Enfin nous tenons aussi compte du caractère transcendant de la relation naturelle de l’homme. L’homme, en tant qu’être créé à l’image de Dieu, ne se contente pas d’être en relation avec ses semblables mais il est capable d’être en relation avec la Transcendance, comme disait Emmanuel Mounier.

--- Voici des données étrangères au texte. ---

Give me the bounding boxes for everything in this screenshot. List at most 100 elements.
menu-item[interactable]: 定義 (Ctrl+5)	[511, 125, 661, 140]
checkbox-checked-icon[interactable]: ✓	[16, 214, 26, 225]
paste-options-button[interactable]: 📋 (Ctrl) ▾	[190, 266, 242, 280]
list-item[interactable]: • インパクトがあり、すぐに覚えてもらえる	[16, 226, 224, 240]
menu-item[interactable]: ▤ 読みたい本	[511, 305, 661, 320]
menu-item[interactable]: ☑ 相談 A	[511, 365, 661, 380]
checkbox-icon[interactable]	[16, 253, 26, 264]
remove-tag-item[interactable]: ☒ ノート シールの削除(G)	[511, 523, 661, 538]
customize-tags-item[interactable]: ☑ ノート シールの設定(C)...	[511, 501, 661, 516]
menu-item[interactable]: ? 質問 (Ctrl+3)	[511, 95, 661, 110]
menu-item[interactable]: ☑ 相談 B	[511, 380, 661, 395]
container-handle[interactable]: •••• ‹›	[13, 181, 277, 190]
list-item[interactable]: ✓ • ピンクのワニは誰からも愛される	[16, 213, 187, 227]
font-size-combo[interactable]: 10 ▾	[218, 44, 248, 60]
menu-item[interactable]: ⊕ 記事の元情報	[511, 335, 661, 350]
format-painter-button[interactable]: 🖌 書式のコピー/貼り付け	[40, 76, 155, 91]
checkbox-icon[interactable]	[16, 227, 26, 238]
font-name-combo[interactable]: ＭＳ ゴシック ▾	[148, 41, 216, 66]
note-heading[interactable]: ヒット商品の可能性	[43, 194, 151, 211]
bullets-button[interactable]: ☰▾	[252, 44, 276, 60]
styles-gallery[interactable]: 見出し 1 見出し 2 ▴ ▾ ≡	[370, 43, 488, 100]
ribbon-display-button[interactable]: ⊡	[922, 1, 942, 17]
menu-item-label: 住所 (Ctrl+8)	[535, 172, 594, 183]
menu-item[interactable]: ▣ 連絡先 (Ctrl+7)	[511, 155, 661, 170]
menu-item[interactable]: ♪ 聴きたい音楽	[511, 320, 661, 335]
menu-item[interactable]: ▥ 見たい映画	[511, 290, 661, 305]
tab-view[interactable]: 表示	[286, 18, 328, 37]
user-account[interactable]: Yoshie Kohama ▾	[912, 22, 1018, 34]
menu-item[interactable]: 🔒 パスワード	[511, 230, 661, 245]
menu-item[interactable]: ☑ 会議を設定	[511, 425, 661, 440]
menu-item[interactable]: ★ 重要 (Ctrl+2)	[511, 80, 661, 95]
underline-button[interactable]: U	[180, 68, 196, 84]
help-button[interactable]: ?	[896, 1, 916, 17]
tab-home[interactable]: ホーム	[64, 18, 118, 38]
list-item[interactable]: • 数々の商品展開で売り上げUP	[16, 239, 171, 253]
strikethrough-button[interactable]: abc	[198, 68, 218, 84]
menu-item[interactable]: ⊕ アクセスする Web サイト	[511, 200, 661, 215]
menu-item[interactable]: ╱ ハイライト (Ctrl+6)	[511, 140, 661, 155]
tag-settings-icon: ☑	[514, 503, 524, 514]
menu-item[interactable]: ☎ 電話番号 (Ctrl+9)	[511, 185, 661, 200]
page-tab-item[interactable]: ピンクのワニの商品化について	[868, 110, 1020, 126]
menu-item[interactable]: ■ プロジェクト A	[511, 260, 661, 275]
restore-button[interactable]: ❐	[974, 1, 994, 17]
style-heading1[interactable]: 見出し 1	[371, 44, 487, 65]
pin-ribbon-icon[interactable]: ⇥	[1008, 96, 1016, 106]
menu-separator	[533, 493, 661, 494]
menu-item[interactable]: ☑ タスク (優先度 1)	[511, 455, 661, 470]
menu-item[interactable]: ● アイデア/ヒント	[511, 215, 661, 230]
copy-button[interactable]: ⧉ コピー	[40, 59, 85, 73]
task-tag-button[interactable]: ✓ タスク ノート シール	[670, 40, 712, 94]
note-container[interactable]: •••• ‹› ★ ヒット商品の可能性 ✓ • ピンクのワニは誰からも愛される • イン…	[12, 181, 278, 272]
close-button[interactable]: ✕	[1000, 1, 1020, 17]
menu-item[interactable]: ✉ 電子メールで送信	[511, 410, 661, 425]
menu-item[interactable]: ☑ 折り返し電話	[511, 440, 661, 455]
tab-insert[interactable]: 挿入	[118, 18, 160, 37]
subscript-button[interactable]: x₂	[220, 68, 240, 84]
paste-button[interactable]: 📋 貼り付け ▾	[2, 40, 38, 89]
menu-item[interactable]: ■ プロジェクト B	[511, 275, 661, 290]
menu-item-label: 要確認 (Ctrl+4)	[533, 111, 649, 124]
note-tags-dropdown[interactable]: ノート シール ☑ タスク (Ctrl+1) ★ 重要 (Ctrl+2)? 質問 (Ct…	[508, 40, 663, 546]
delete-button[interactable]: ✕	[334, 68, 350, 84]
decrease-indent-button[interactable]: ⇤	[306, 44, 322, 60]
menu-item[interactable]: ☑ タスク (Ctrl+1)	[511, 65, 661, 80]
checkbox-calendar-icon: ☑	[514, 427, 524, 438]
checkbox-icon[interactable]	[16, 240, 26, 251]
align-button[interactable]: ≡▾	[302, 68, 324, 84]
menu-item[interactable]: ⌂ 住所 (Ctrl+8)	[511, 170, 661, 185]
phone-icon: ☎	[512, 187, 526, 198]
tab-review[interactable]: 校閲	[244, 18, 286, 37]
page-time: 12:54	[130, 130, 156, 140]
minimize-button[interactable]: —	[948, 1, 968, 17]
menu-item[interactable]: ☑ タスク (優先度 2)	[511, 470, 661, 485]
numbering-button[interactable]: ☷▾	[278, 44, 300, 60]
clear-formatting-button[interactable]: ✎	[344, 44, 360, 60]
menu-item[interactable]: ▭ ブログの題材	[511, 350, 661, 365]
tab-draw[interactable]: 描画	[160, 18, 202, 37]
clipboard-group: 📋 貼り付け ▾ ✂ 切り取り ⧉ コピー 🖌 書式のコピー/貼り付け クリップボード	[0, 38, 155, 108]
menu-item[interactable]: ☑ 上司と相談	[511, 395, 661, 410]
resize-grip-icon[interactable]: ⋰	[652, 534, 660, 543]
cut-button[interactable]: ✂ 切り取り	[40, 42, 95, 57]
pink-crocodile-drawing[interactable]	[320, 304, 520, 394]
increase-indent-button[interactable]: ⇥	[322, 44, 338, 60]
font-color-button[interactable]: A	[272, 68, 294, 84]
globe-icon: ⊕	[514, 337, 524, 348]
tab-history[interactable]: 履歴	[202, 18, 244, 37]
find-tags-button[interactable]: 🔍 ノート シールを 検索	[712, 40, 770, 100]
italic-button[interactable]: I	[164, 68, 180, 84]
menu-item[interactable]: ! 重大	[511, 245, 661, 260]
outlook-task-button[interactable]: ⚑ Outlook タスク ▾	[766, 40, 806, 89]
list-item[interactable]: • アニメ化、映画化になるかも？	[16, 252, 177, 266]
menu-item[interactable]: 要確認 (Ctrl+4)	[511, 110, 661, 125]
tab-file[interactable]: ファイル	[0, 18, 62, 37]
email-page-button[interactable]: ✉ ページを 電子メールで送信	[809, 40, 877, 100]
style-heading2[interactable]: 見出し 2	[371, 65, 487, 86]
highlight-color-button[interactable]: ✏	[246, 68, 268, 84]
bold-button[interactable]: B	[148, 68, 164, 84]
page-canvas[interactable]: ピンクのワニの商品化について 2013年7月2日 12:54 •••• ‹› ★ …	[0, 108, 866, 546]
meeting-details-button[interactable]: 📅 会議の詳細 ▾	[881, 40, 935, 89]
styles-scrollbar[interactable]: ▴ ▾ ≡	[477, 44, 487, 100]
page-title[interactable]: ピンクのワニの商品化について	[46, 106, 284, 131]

C’est-à-dire que l’homme ne se replie pas sur la dimension horizontale mais s’ouvre à la dimension verticale puisque sa «…ressemblance avec Dieu met en lumière que l'essence et l'existence de l'homme sont, de manière constitutive, en relation avec Dieu de la façon la plus profonde qui soit ».682 Cette relation n’est pas une relation acquise mais déjà naturelle. L’homme est, en vertu de son intelligence naturelle, «…appelé à une plénitude de vie qui va bien au-delà des dimensions de son existence sur terre, puisqu'elle est la participation à la vie même de Dieu ».683 Cela veut dire qu’il est aussi fait pour être en relation avec Lui. Car nous savons que la vie de l’homme, sans être en relation avec Dieu, n’atteint jamais l’épanouissement intégral. Toute sorte de relation, quelle qu'elle soit, converge vers Dieu. Car il est la fin ultime de notre vie. Un être digne est un être capable d’être en relation avec ses semblables et la Transcendance. Et cette relation bilatérale qui est propre de l’homme constitue également la dignité.684 Cette dignité en question est

aussi une caractéristique propre de la personne humaine, car parmi toutes les créatures, seule la personne humaine a cette dignité. Elle n’est pas un objet, elle n’est pas une chose matérielle mais elle est une personne vivante, un être humain. C’est dans ce respect du principe de la dignité de la personne que se fonde le principe du bien commun.